1) Right now the emphasis on reimbursement is stacked in favor of surgeons and diagnostic tests, and stacked against primary care providers, pediatricians, and ob/gyn's - and mental health providers frequently aren't reimbursed at all. Take all the diagnostic codes in the CPT book (the diagnostic bible) and cut the surgical and diagnotic test code reimbursement rates by 10%. Increase the Evaluation and Management codes for primary and preventative care by 10%.
Let's put our money were our mouth is: if preventative care is preferrable to end-result care, let's pay for it that way.
2) Start reimbursing for nurse visits in the doctor's offices that include things like pre-natal teaching, asthma management classes, diabetes management, cardiac management, etc. Include nutrition and diabetic teaching by registered nurses. We badly under-utilize the valuable insights and training that nurses have to offer - they are the ONLY group of health care professionals that are trained to look at the whole patient from the first day of nursing school , and the ONLY group of health care professionals that have patient teaching as a significant part of their training. MD training is not set up to provide holistic care, although primary/family care schools are doing a better job of training in this area than they used to, and medical schools seldom if ever include patient/family teaching in their curriculums.
Again - if you want true preventative care, start reimbursing for it.

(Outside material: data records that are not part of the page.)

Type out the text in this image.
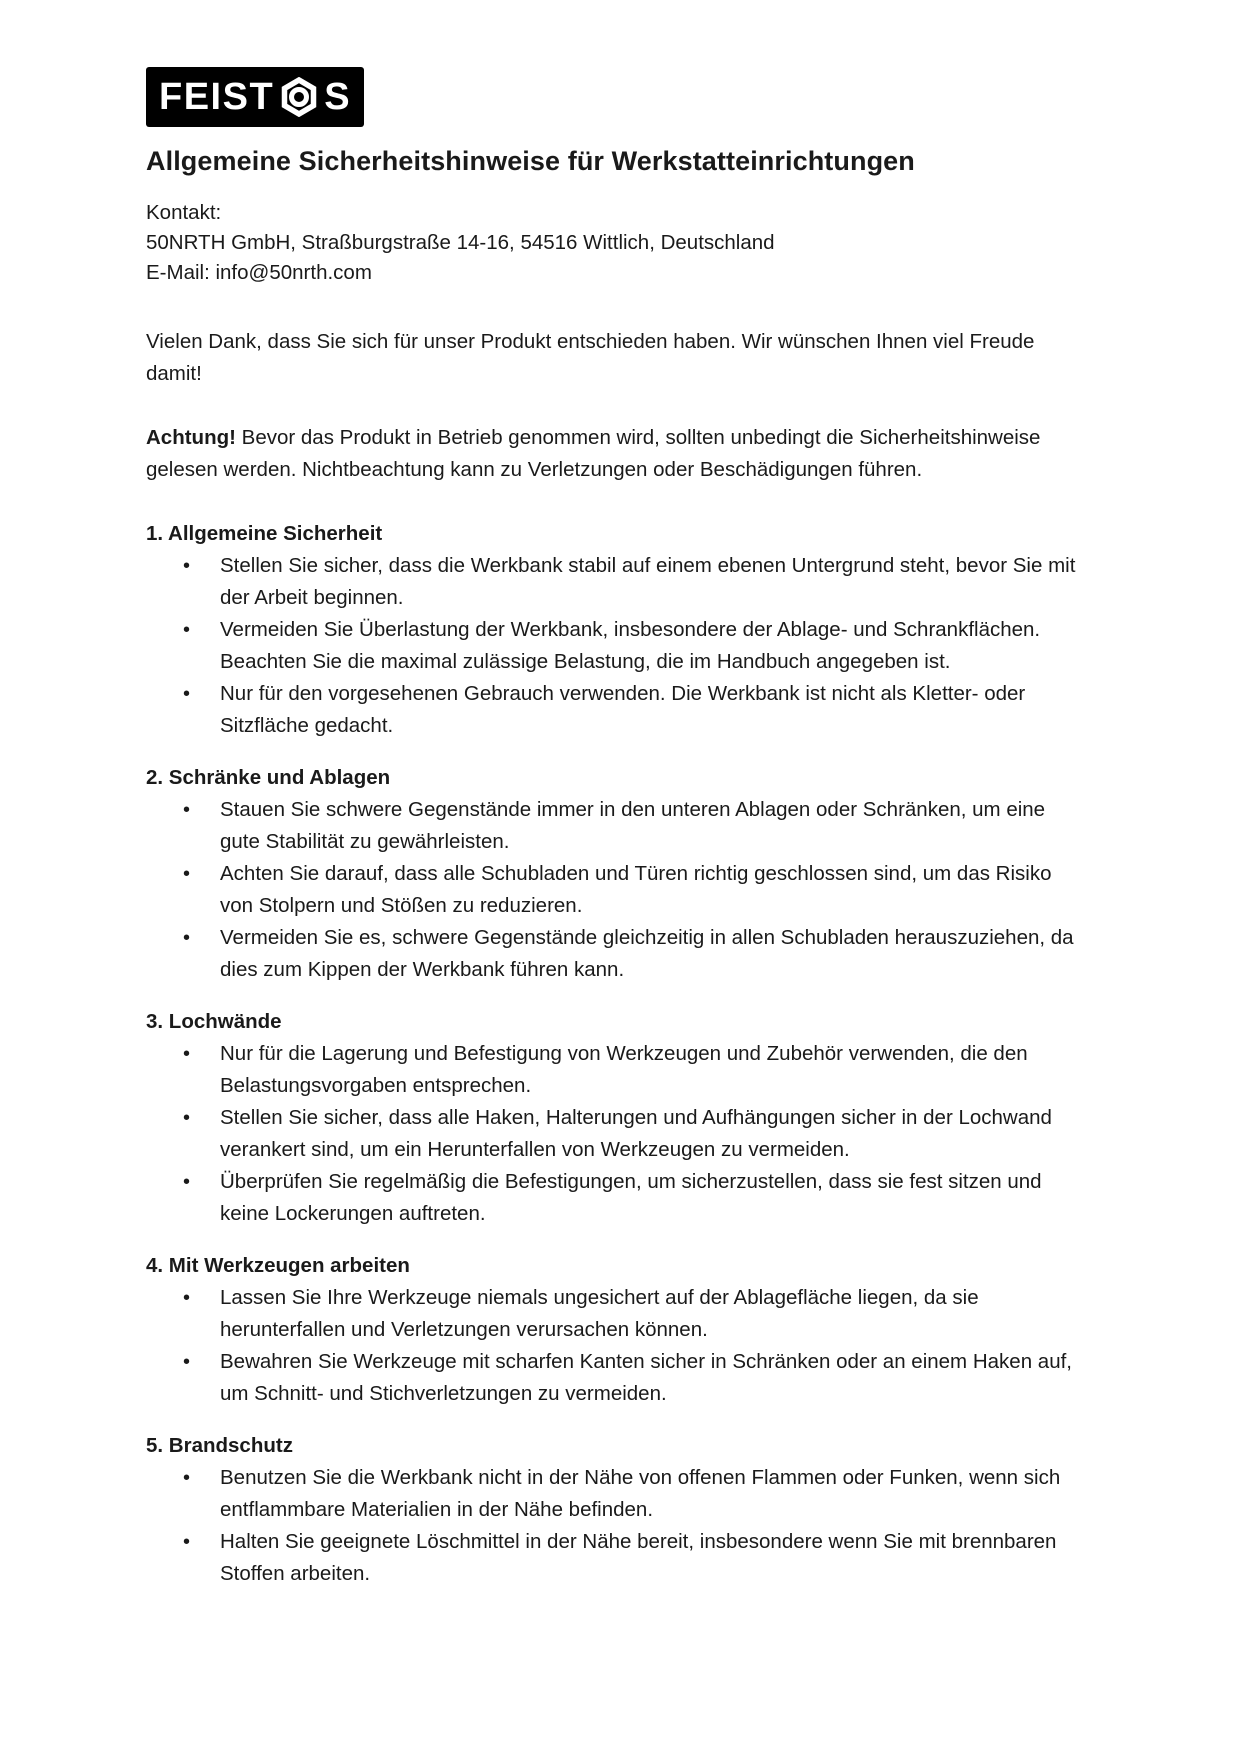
FEIST S
Allgemeine Sicherheitshinweise für Werkstatteinrichtungen

Kontakt:

50NRTH GmbH, Straßburgstraße 14-16, 54516 Wittlich, Deutschland

E-Mail: info@50nrth.com

Vielen Dank, dass Sie sich für unser Produkt entschieden haben. Wir wünschen Ihnen viel Freude damit!

Achtung! Bevor das Produkt in Betrieb genommen wird, sollten unbedingt die Sicherheitshinweise gelesen werden. Nichtbeachtung kann zu Verletzungen oder Beschädigungen führen.

1. Allgemeine Sicherheit

• Stellen Sie sicher, dass die Werkbank stabil auf einem ebenen Untergrund steht, bevor Sie mit der Arbeit beginnen.
• Vermeiden Sie Überlastung der Werkbank, insbesondere der Ablage- und Schrankflächen. Beachten Sie die maximal zulässige Belastung, die im Handbuch angegeben ist.
• Nur für den vorgesehenen Gebrauch verwenden. Die Werkbank ist nicht als Kletter- oder Sitzfläche gedacht.

2. Schränke und Ablagen

• Stauen Sie schwere Gegenstände immer in den unteren Ablagen oder Schränken, um eine gute Stabilität zu gewährleisten.
• Achten Sie darauf, dass alle Schubladen und Türen richtig geschlossen sind, um das Risiko von Stolpern und Stößen zu reduzieren.
• Vermeiden Sie es, schwere Gegenstände gleichzeitig in allen Schubladen herauszuziehen, da dies zum Kippen der Werkbank führen kann.

3. Lochwände

• Nur für die Lagerung und Befestigung von Werkzeugen und Zubehör verwenden, die den Belastungsvorgaben entsprechen.
• Stellen Sie sicher, dass alle Haken, Halterungen und Aufhängungen sicher in der Lochwand verankert sind, um ein Herunterfallen von Werkzeugen zu vermeiden.
• Überprüfen Sie regelmäßig die Befestigungen, um sicherzustellen, dass sie fest sitzen und keine Lockerungen auftreten.

4. Mit Werkzeugen arbeiten

• Lassen Sie Ihre Werkzeuge niemals ungesichert auf der Ablagefläche liegen, da sie herunterfallen und Verletzungen verursachen können.
• Bewahren Sie Werkzeuge mit scharfen Kanten sicher in Schränken oder an einem Haken auf, um Schnitt- und Stichverletzungen zu vermeiden.

5. Brandschutz

• Benutzen Sie die Werkbank nicht in der Nähe von offenen Flammen oder Funken, wenn sich entflammbare Materialien in der Nähe befinden.
• Halten Sie geeignete Löschmittel in der Nähe bereit, insbesondere wenn Sie mit brennbaren Stoffen arbeiten.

3) Eliminate the Homebound Rule as the criteria for who gets a nursing visit at home after discharge from the hospital. Base the criteria on whether or not a home nurse visit will prevent a hospitalization, not whether the patient can't get to the doctor's office. This is an outdated rule, based strictly on keeping the reimbursement in the doctor's office, and has absolutely nothing to do with what is best for the patient. We need to change the emphasis on WHERE we provide care - into the cost effective settings of homes, schools and places of work, and out of the expensive settings such as doctor's offices, clinics and especially, the hospital emergency rooms.
4) Every frail elderly patient needs a baseline evaluation by a podiatrist. Patient falls are one of the most expensive and preventable problems in health care for this population, and untreated feet/ill-fitted shoes are frequent culprits, yet so inexpensive to fix. Don't over-estimate the impact a good podiatrist can have for this group, ditto the chronic back pain folks, another population that uses millions of health care dollars in inefficient ways.